I have been in love with the Creator and with His creation all of my life. This past Tuesday I had the opportunity to attend a class on forest ecology and sat amazed for three and a half hours pondering how God in His wisdom assembled the ecosystems that function with such intricacy throughout creation. Psalm 112:2 says, “Great are the works of the Lord; they are pondered by all who delight in them.”
While there’s a lot of discussion regarding the matter of origins and how it all came to be, my increasing preference is to focus on the question of “why” it all came to be. The “how” question only seems to divide people including believers, and in all honesty, the Church hasn’t always been the leaders in scientific thought and discovery. Remember Galileo?
Recently I came across this statement from the Belgic Confession (doctrinal standard of the 14th century Reformed Churches in Belgium and Netherlands) that affirms in a deep theological way, the answer to the question – “Why did God create the universe?”
Here is how it reads:
Article 2: The Means by Which We Know God
We know him by two means:
- First, by the creation, preservation, and government of the universe, since that universe is before our eyes like a beautiful book in which all creatures, great and small, are as letters to make us ponder the invisible things of God: his eternal power, and his divinity, as the apostle Paul says in Romans 1:20 “All these things are enough to convict men and to leave them without excuse.”
- Second, he makes himself known to us more openly by his holy and divine Word, as much as we need in this life, for his glory and for the salvation of his own.

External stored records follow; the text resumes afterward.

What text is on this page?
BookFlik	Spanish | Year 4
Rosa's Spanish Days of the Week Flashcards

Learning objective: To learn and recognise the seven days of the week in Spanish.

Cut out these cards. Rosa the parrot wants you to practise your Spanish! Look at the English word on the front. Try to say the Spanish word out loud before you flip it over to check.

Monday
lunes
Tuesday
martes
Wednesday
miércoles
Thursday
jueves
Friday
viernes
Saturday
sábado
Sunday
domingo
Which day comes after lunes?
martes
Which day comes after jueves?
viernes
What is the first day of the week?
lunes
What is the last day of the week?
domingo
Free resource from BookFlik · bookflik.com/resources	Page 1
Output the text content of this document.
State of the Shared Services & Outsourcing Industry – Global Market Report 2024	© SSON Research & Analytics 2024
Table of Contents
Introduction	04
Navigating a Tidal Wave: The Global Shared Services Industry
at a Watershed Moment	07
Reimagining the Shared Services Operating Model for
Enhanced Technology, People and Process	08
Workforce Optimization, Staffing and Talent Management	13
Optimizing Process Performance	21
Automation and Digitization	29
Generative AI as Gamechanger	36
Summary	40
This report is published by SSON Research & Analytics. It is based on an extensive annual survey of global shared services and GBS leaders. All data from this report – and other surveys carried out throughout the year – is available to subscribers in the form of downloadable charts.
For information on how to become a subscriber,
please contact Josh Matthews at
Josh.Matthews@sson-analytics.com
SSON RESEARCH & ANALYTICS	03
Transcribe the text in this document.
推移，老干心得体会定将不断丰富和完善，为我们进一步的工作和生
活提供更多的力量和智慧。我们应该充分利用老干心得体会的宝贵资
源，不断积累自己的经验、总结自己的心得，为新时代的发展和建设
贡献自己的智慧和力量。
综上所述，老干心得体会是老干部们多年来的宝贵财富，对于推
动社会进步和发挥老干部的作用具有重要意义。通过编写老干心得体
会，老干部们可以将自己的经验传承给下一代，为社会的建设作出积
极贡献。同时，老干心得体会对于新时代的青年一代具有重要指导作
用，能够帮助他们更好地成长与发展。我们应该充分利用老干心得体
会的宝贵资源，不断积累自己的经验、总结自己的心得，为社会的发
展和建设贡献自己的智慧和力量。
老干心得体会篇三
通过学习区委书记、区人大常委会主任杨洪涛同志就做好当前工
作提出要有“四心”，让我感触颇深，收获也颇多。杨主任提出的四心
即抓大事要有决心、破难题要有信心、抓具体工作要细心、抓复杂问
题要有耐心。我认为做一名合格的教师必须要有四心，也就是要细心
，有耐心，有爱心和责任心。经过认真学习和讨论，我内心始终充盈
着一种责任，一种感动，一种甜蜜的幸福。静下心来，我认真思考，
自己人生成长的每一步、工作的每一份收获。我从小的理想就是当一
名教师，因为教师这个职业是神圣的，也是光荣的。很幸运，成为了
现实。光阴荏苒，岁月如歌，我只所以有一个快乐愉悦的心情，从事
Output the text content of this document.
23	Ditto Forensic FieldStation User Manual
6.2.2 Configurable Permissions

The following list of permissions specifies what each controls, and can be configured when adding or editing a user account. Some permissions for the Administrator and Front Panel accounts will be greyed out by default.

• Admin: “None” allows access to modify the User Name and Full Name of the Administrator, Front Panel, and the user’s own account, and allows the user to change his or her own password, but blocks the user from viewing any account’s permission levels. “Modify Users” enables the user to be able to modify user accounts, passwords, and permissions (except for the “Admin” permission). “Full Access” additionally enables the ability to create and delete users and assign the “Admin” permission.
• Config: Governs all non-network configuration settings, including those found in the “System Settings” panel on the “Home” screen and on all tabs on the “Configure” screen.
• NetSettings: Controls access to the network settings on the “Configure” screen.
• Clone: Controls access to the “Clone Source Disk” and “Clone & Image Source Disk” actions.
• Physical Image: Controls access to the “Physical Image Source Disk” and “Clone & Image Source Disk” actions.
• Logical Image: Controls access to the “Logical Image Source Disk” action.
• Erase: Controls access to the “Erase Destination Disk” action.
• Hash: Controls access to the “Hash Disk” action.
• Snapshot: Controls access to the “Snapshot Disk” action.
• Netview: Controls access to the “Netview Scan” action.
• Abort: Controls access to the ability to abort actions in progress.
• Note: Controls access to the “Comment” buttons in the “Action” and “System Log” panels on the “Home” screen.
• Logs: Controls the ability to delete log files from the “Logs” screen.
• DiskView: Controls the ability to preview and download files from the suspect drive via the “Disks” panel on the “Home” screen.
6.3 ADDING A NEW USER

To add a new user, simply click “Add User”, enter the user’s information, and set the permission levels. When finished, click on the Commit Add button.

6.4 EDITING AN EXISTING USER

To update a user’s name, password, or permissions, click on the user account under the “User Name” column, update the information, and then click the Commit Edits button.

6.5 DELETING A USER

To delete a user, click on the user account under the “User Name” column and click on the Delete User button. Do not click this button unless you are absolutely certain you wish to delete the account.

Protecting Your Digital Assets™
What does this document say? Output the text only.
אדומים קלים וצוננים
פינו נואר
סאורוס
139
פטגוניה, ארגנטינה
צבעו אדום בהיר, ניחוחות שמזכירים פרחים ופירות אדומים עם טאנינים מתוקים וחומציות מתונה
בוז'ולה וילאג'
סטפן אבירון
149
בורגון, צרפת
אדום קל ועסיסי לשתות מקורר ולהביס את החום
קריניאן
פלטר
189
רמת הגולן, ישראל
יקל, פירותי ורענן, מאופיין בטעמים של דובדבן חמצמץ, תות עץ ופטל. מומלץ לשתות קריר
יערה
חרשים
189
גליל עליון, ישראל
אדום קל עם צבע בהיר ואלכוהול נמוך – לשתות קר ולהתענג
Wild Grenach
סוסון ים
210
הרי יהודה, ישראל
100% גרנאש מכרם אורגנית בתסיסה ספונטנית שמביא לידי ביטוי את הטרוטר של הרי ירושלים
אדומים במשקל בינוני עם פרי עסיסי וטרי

John Stott, a leading evangelical thinker, writer, lecturer, and although unknown to many, an avid naturalist and ornithologist, summarized it by saying, “It is through God’s creation that we see his glory; it is by his Word [Bible] that we come understand his grace.”
In a recent gathering, a friend shared how he has been searching for proof of God’s existence for the past year. He has been asking God to show him a sign, to do something so he could be sure of his existence. It’s sad to think that God has demonstrated his glory to us in such extravagant ways and yet we miss the point. As one participant in the discussion put it, “For years I tried to follow the big bang theory to the very end of its logical course and when I did I still could not answer the question – but then who created the first hydrogen atom?”
I’ll tell you what, turn off the television tonight and step outside your back door. Look up at the sky and try to fathom the fact that no other planet in all the universe has been found that supports life as we know it here on earth. Then ask yourself why, not how. Why did God create an entire universe in which it appears earth may be the only planet on which life, as we know it, can be supported? And just why did he cause us to ponder questions like this? Finally, what conclusion do you think he intends us to draw?